We can use 3 points as an example:

  1. Device emulators: First, what is the meaning of emulator? Well, it is a tool used by game developers to create a virtual device environment to test different app features. But the problem here is that fraudsters use these to imitate users' interactions and create fake ones.
  2. VPN: A VPN is a ‘virtual private network’. It is a digital tool that redirects your internet traffic through a secure tunnel, hiding your IP address and encrypting your data. Fraudsters make a massive use of this tool to hide their IP addresses and to avoid being blacklisted.
  3. Malware: Surely you read this word in the previous paragraphs and wondered what exactly it was, well here there is a more accurate definition: It is a malicious software intentionally designed to cause damage to a device, server, client, or computer network. Which are its main activities? Falsifying data and exploiting advertisers as well as users.

Coming back to the initial question of this section, understanding the percentage of fraud in your vertical/industry can be very useful. Did you know that almost one in three app installs is fraudulent? The average install fraud rate for non-gaming apps currently stands at 31.8%.

In the fraud scale gaming apps are the least harmed with a fraud rate only for 3.8% because of their lower CPI’s rates (cost per install), as they focused on engaged users.

Whereas, finance, travel and shopping apps have a high install fraud presence because of their relatively high CPIs and marketing budgets. Also the fact that some of them are new in digital advertisement can be a signal.

Do not forget that the difference of fraud between operation systems like iOS and Android, is another essential fact to have in account. Why? Because even though iOS is vulnerable, Android suffers from over 6x higher install fraud rates. This last one operates an open-for-all OS, which attracts fraudsters seeking opportunities. While iOS, instead, includes a strict vetting process for apps seeking to enter its store.

Key takeaways


Best practices

Invest in anti-fraud solutions and if you are affiliated with a marketing software, make sure it already has one.
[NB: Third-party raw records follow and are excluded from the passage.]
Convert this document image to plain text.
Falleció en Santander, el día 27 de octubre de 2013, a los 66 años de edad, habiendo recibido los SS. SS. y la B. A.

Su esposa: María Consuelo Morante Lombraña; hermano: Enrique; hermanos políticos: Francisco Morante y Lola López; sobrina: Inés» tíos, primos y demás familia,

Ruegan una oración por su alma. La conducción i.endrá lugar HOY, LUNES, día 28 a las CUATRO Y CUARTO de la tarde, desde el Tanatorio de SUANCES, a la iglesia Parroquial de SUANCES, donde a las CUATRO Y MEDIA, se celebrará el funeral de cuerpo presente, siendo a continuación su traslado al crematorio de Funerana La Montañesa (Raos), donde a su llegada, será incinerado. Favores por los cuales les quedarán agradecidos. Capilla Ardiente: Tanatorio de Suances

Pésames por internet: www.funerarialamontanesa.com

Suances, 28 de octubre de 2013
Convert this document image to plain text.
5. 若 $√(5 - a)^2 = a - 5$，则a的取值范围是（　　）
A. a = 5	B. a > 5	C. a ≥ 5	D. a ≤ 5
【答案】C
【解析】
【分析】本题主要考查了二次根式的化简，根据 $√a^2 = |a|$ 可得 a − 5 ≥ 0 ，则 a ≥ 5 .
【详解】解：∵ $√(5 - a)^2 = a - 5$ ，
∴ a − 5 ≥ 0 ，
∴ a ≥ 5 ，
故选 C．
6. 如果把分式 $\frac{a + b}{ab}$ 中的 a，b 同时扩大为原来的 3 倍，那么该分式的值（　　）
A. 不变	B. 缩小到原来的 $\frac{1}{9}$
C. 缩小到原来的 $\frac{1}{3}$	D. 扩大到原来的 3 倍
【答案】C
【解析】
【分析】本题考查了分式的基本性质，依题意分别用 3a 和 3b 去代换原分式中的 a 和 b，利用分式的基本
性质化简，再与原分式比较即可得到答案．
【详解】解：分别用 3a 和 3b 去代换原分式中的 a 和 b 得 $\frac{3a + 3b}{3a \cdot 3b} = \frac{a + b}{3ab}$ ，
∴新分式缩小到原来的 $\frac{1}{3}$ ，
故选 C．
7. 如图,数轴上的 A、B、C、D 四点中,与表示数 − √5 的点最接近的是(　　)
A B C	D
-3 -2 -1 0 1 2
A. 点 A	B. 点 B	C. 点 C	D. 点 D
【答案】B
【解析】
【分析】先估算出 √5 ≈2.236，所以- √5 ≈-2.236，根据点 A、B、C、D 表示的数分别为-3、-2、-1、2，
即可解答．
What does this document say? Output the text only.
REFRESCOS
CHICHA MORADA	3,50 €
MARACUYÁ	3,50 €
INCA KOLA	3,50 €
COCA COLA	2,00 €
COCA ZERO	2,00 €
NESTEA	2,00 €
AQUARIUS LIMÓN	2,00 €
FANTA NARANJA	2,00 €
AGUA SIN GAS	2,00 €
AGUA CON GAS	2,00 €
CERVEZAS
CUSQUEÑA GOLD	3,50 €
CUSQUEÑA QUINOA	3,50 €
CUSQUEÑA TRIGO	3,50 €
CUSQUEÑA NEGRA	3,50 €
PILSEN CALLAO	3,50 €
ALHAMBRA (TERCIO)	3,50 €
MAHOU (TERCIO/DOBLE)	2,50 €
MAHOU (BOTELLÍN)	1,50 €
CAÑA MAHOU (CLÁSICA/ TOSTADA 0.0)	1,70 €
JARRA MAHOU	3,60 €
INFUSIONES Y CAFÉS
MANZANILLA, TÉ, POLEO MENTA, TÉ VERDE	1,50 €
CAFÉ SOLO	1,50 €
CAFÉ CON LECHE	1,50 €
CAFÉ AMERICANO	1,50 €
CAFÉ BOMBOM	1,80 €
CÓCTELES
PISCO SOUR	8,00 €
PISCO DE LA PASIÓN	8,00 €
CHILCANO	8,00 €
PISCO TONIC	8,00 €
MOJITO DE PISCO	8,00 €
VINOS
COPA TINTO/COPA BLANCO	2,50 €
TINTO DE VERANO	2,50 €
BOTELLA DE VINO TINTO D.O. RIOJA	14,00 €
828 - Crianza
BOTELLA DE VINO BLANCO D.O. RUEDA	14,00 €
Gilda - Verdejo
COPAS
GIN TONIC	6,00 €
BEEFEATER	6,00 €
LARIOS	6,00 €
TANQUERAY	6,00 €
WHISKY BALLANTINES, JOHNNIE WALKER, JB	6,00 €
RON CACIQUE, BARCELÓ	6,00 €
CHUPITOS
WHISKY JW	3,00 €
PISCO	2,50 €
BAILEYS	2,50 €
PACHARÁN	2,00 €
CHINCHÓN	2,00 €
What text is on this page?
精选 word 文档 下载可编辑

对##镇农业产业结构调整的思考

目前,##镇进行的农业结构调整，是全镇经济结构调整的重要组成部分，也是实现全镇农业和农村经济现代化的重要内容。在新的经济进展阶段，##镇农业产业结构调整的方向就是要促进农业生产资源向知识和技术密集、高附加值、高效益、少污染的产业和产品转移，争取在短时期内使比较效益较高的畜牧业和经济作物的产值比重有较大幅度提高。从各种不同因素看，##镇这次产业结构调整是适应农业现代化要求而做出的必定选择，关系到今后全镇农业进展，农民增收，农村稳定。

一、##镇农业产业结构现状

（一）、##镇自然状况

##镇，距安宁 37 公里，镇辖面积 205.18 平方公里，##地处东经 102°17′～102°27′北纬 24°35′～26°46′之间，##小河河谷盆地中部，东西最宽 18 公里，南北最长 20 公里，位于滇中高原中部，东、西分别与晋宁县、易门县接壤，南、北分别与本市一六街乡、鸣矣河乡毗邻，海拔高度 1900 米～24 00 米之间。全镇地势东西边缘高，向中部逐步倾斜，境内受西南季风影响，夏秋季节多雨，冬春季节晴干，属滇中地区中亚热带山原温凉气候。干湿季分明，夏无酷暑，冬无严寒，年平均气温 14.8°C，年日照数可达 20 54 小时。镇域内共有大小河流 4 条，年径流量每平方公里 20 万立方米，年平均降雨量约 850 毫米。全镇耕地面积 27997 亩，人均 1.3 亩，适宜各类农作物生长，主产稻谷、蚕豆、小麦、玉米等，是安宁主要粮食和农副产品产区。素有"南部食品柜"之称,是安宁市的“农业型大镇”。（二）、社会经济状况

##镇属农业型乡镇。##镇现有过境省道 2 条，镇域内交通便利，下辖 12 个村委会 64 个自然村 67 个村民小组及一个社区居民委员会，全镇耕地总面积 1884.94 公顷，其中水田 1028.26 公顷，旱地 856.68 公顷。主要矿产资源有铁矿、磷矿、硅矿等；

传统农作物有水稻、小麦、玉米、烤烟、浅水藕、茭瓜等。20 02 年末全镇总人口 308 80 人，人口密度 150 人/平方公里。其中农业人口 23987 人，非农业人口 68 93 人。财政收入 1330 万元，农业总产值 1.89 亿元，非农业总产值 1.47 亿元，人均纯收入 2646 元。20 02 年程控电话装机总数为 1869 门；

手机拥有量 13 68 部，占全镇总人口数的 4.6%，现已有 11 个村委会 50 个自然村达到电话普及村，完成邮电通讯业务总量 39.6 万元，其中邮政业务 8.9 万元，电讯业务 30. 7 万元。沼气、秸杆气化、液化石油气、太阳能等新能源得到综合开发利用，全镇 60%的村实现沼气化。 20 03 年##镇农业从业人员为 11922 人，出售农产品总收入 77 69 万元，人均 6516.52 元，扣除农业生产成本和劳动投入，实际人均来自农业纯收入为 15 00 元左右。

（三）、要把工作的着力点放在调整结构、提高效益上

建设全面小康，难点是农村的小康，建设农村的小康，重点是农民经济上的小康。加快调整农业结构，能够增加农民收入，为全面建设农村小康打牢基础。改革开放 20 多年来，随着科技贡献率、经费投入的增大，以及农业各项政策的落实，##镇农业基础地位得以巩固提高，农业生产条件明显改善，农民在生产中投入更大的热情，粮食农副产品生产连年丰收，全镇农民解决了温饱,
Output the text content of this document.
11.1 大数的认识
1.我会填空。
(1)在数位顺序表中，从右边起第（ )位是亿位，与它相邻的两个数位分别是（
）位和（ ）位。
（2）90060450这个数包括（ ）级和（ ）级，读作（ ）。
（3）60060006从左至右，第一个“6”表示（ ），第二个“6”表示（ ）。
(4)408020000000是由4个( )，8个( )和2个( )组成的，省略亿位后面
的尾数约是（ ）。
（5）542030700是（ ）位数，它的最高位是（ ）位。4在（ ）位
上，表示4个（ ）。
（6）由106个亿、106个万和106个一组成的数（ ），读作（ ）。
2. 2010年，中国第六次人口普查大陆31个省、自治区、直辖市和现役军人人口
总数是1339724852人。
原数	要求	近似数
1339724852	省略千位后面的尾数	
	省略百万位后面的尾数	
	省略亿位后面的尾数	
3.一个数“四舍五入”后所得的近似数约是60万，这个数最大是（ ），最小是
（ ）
Also, pay attention to unusual traffic patterns, high CTR  with low conversion rates and to unreasonably low or high time-to-install.

5 things marketers should remember

  1. Mobile ad fraud can be classified under two main categories, and each of them have different methods that can differ in methodology, technology and scale.
  2. Understand where in the fraud scale your industry stands.
  3. Data analysis can help you to collect important information to identify fraudulent activities faster and more efficiently.
  4. Understanding common fraudsters' tools can be very useful.
  5. Remember: Wherever the money is, fraud is likely to be there.

To sum up, knowing that fraudsters are inventive and creative is a key point to anticipate the facts. Do always pay attention and be informed about this issue because their methods evolve over time to adapt and bypass industry regulations and anti-fraud defence mechanisms.

If marketing campaigns begin to be planned with an anti-fraud security plan from the beginning, the loss of time and money can be easily avoided. Technology continues to develop at extreme levels and precisely mobile marketing is an area that cannot be left behind.